Par « prospection directe », la loi vise toute prospection destinée « à promouvoir, directement ou indirectement, des biens, des services ou l’image d’une personne vendant des biens ou fournissant des services ».
Par « consentement préalable », la loi entend « toute manifestation de volonté libre, spécifique et informée par laquelle une personne accepte que des données à caractère personnel la concernant soient utilisées à fin de prospection directe ».
Ainsi, pour pouvoir envoyer un courriel de prospection commerciale, vous devrez au préalable :
1.- obtenir le consentement préalable du destinataire ;
Le législateur a néanmoins prévu une exception au principe du consentement préalable. Le prospecteur commercial peut passer outre ce consentement à condition de satisfaire aux conditions suivantes :
l’envoi doit concerner la promotion de produits ou services analogues à ceux que le commerçant a déjà eu l’occasion de fournir au consommateur ;
il doit utiliser l’adresse de courrier électronique fourni par le consommateur à l’occasion d’une vente ou d’une prestation de services antérieure ;
il doit permettre au destinataire, « de manière expresse et dénuée d’ambiguïté », « de s’opposer, sans frais, hormis ceux liés à la transmission du refus, et de manière simple, à l’utilisation de ses coordonnées lorsque celles-ci sont recueillies et chaque fois qu’un courrier électronique lui est adressé ».
2.- faire en sorte que le caractère publicitaire du message soit identifié de manière claire et non équivoque dès sa réception par le destinataire, ou en cas d’impossibilité technique, dans le corps du message (art. 121-15-1 du Code de la consommation) ;
3.- s’assurer du respect des dispositions de la loi du 6 janvier 1978 relative à l’informatique, aux fichiers et aux libertés, dite « informatique et libertés » :
déclaration préalable auprès de la CNIL : la collecte et l’enregistrement d’adresses électroniques consiste en un traitement automatisés d’information normatives qui doit, avant sa mise en œuvre, faire l’objet d’une déclaration auprès de la Commission nationale de l’informatique et des libertés (art. 16 de la loi de 1978) ;
information des titulaires des adresses de courrier électronique au moment de la collecte : l’entreprise chargée de la collecte doit informer l’internaute de l’utilisation qui sera faite de son adresse électronique et lui laisser la possibilité de s’opposer à son traitement (art. 26 de la loi de 1978). Cette information doit respecter un certain formalisme ;
assurer la sécurité des informations : toute personne ordonnant ou effectuant un traitement d’informations nominatives s’engage de ce fait, vis-à -vis des personnes concernées, à prendre toutes précautions utiles afin de préserver la sécurité des informations et notamment d’empêcher qu’elles ne soient déformées, endommagées ou communiquées à des tiers non autorisés (art. 29 de la loi de 1978).
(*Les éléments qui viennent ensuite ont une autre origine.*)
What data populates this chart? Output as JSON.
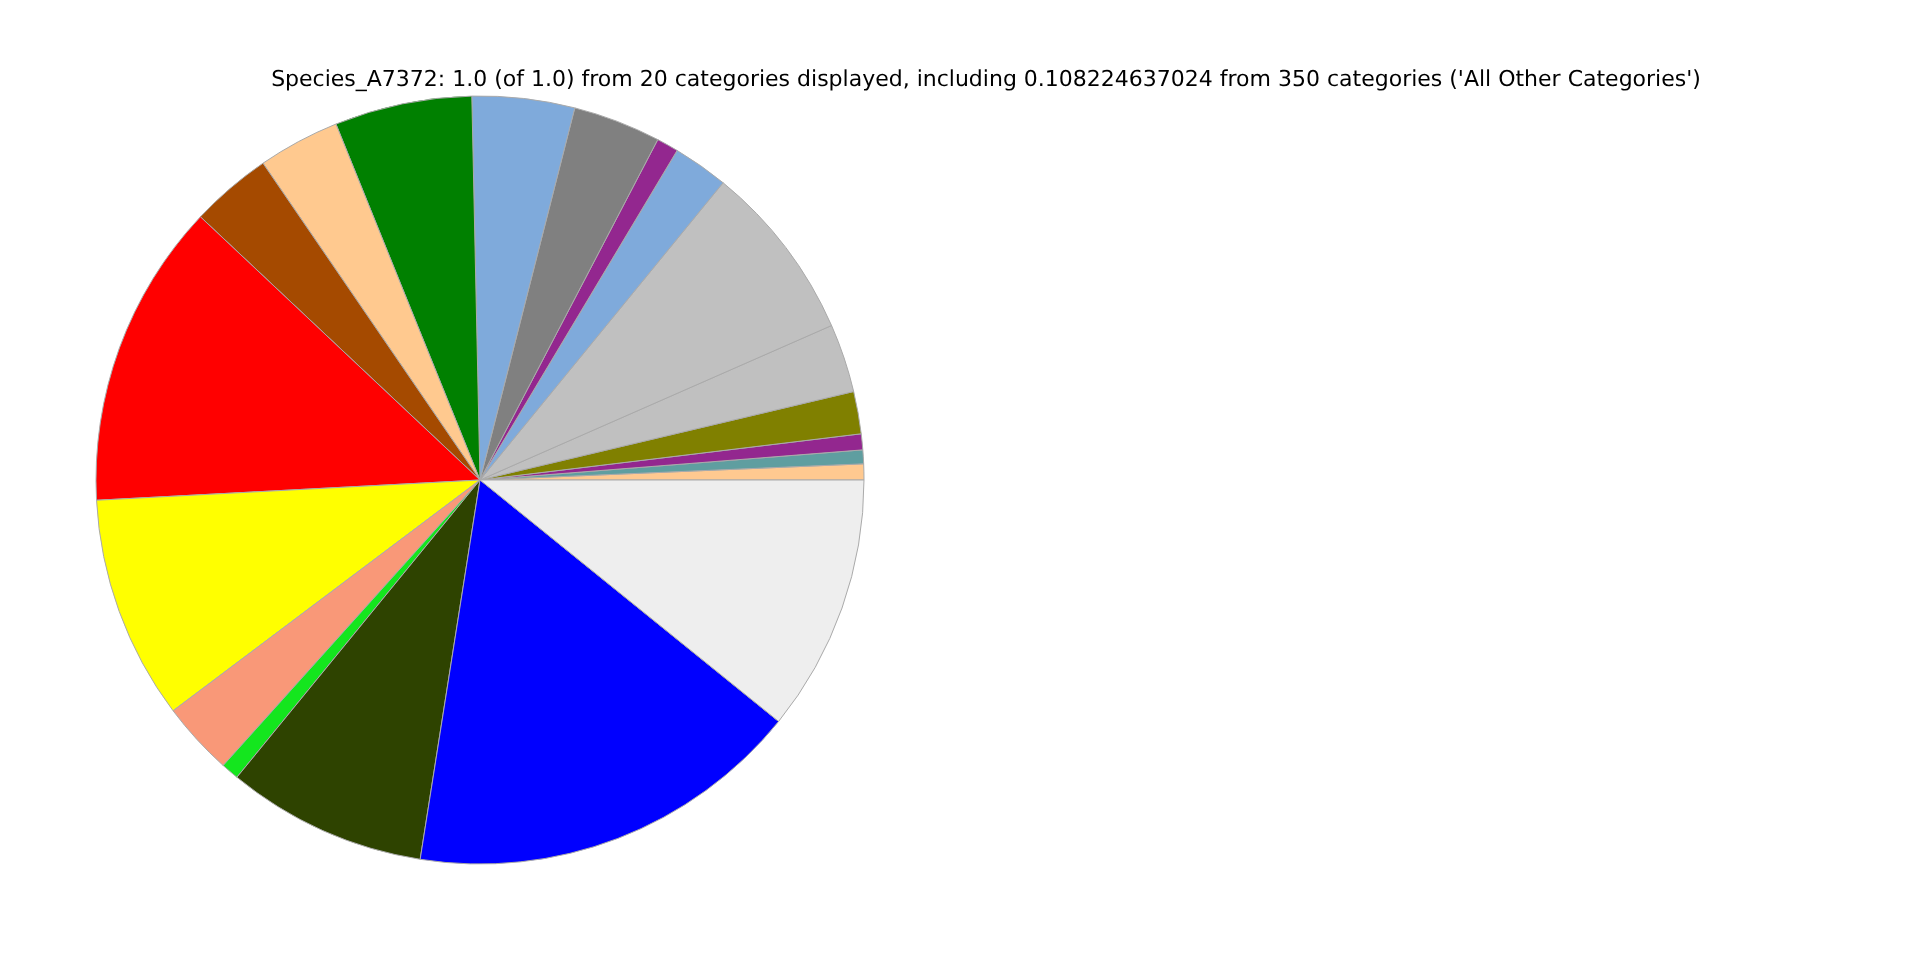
{
  "chart_data": {
    "type": "pie",
    "title": "Species_A7372: 1.0 (of 1.0) from 20 categories displayed, including 0.108224637024 from 350 categories ('All Other Categories')",
    "categories": [
      null,
      null,
      null,
      null,
      null,
      null,
      null,
      null,
      null,
      null,
      null,
      null,
      null,
      null,
      null,
      null,
      null,
      null,
      null,
      null
    ],
    "values": [
      0.67,
      0.58,
      0.67,
      1.78,
      2.89,
      7.5,
      2.33,
      0.92,
      3.69,
      4.31,
      5.78,
      3.44,
      3.42,
      12.86,
      9.42,
      3.08,
      0.75,
      8.42,
      16.67,
      10.82
    ],
    "colors": [
      "#ffc990",
      "#5f9ea0",
      "#93278f",
      "#808000",
      "#c0c0c0",
      "#c0c0c0",
      "#7faadb",
      "#93278f",
      "#808080",
      "#7faadb",
      "#008000",
      "#ffc98f",
      "#a54a00",
      "#ff0000",
      "#ffff00",
      "#f99878",
      "#14e61e",
      "#2e4300",
      "#0000ff",
      "#eeeeee"
    ]
  }
}
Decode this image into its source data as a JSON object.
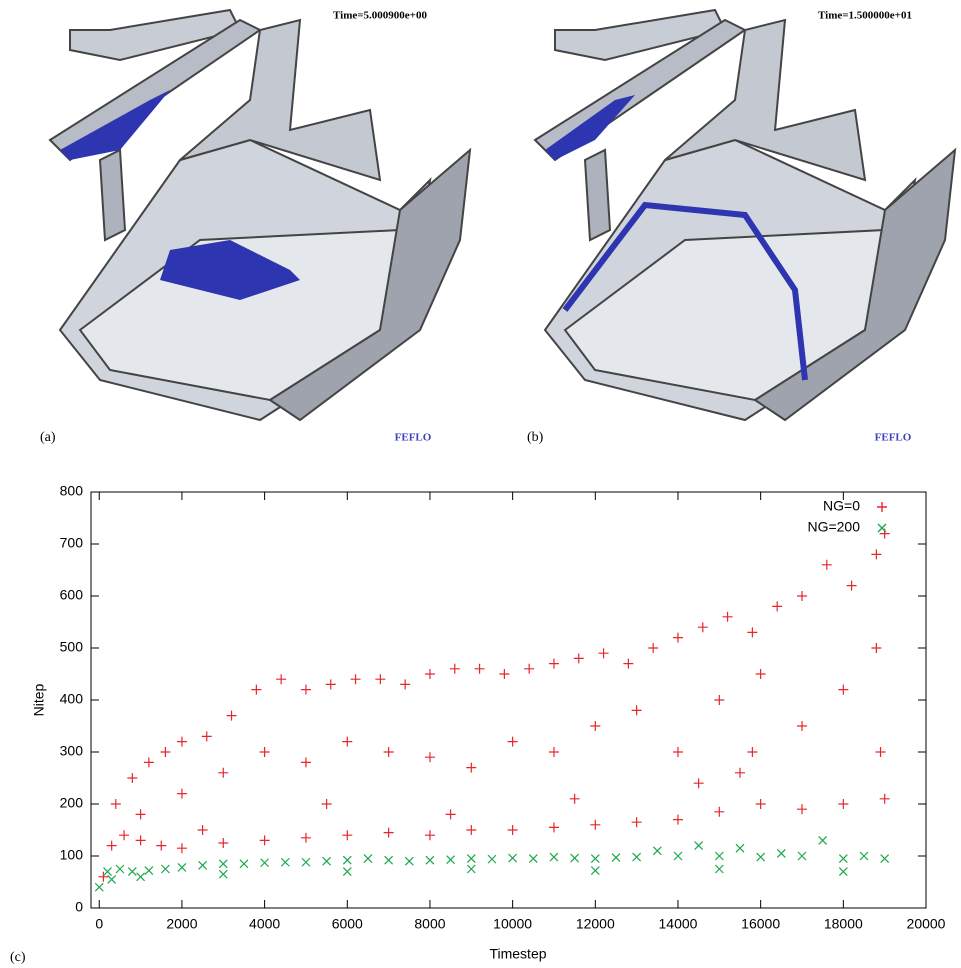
{
  "panels": [
    {
      "label": "(a)",
      "time": "Time=5.000900e+00",
      "brand": "FEFLO"
    },
    {
      "label": "(b)",
      "time": "Time=1.500000e+01",
      "brand": "FEFLO"
    }
  ],
  "chart_data": {
    "type": "scatter",
    "panel_label": "(c)",
    "xlabel": "Timestep",
    "ylabel": "Nitep",
    "xlim": [
      -200,
      20000
    ],
    "ylim": [
      0,
      800
    ],
    "xticks": [
      0,
      2000,
      4000,
      6000,
      8000,
      10000,
      12000,
      14000,
      16000,
      18000,
      20000
    ],
    "yticks": [
      0,
      100,
      200,
      300,
      400,
      500,
      600,
      700,
      800
    ],
    "legend": "upper right",
    "series": [
      {
        "name": "NG=0",
        "color": "#e8262a",
        "marker": "plus",
        "x": [
          400,
          800,
          1200,
          1600,
          2000,
          2600,
          3200,
          3800,
          4400,
          5000,
          5600,
          6200,
          6800,
          7400,
          8000,
          8600,
          9200,
          9800,
          10400,
          11000,
          11600,
          12200,
          12800,
          13400,
          14000,
          14600,
          15200,
          15800,
          16400,
          17000,
          17600,
          18200,
          18800,
          19000,
          1000,
          2000,
          3000,
          4000,
          5000,
          6000,
          7000,
          8000,
          9000,
          10000,
          11000,
          12000,
          13000,
          14000,
          15000,
          16000,
          17000,
          18000,
          18800,
          18900,
          2500,
          5500,
          8500,
          11500,
          14500,
          15800,
          100,
          300,
          600,
          1000,
          1500,
          2000,
          3000,
          4000,
          5000,
          6000,
          7000,
          8000,
          9000,
          10000,
          11000,
          12000,
          13000,
          14000,
          15000,
          16000,
          17000,
          18000,
          19000,
          15500
        ],
        "values": [
          200,
          250,
          280,
          300,
          320,
          330,
          370,
          420,
          440,
          420,
          430,
          440,
          440,
          430,
          450,
          460,
          460,
          450,
          460,
          470,
          480,
          490,
          470,
          500,
          520,
          540,
          560,
          530,
          580,
          600,
          660,
          620,
          680,
          720,
          180,
          220,
          260,
          300,
          280,
          320,
          300,
          290,
          270,
          320,
          300,
          350,
          380,
          300,
          400,
          450,
          350,
          420,
          500,
          300,
          150,
          200,
          180,
          210,
          240,
          300,
          60,
          120,
          140,
          130,
          120,
          115,
          125,
          130,
          135,
          140,
          145,
          140,
          150,
          150,
          155,
          160,
          165,
          170,
          185,
          200,
          190,
          200,
          210,
          260
        ]
      },
      {
        "name": "NG=200",
        "color": "#1aa84b",
        "marker": "cross",
        "x": [
          0,
          200,
          500,
          800,
          1200,
          1600,
          2000,
          2500,
          3000,
          3500,
          4000,
          4500,
          5000,
          5500,
          6000,
          6500,
          7000,
          7500,
          8000,
          8500,
          9000,
          9500,
          10000,
          10500,
          11000,
          11500,
          12000,
          12500,
          13000,
          13500,
          14000,
          14500,
          15000,
          15500,
          16000,
          16500,
          17000,
          17500,
          18000,
          18500,
          19000,
          300,
          1000,
          3000,
          6000,
          9000,
          12000,
          15000,
          18000
        ],
        "values": [
          40,
          70,
          75,
          70,
          72,
          75,
          78,
          82,
          85,
          85,
          87,
          88,
          88,
          90,
          92,
          95,
          92,
          90,
          92,
          93,
          95,
          94,
          96,
          95,
          98,
          96,
          95,
          97,
          98,
          110,
          100,
          120,
          100,
          115,
          98,
          105,
          100,
          130,
          95,
          100,
          95,
          55,
          60,
          65,
          70,
          75,
          72,
          75,
          70
        ]
      }
    ]
  }
}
4.- satisfaire à certaines obligations de transparence :
vous devez indiquer des coordonnées valables permettant au destinataire d’exercer efficacement son droit d’opposition, c’est-à -dire son droit de refuser de telles prospections commerciales ;
le message devra indiquer clairement l’identité de la personne pour le compte de laquelle la communication est émise ;
vous devrez prendre soin de ne pas indiquer un objet sans rapport avec la prestation ou le service proposé.
Concernant plus particulièrement les courriers électroniques proposant des offres promotionnelles, des concours ou des jeux, que ce soit à destination des consommateurs ou des professionnels, la loi précise que les conditions auxquelles est soumise la possibilité d’en bénéficier doivent être « clairement précisées et aisément accessibles » (art. 121-15-2 du Code de la consommation).
Enfin, une disposition transitoire a été prévue pour les fichiers valablement constitués antérieurement à la promulgation de la loi pour la confiance dans l’économie numérique, c’est-à -dire dans le respect des dispositions de la loi « informatique et libertés ». Selon l’article 22-III de la LCEN, ces fichiers ne peuvent être utilisés que pendant une période de 6 mois et pour la seule obtention du consentement de l’internaute à recevoir de futurs messages. Le législateur a ainsi institué un dispositif de « légalisation » des fichiers existants.
En pratique, 3 cas sont ainsi à distinguer :
- Les fichiers clients (adresses électroniques collectées dans le cadre d’un achat commercial) : ils peuvent être utilisés pour envoyer des messages relatifs à des produits ou services analogues à ceux antérieurement fournis sous réserve de respecter les conditions prévues dans ce cas ;
- Les fichiers prospects (adresses électroniques collectées en dehors de tout acte commercial) constitués avec le consentement préalable des personnes fichées : ils peuvent être utilisés jusqu’à opposition des destinataires ;
- Les fichiers prospects constitués sans consentement préalable des personnes fichées : ils ne peuvent être utilisés que pendant une période de 6 mois et pour la seule obtention du consentement de l’internaute à recevoir de futurs messages.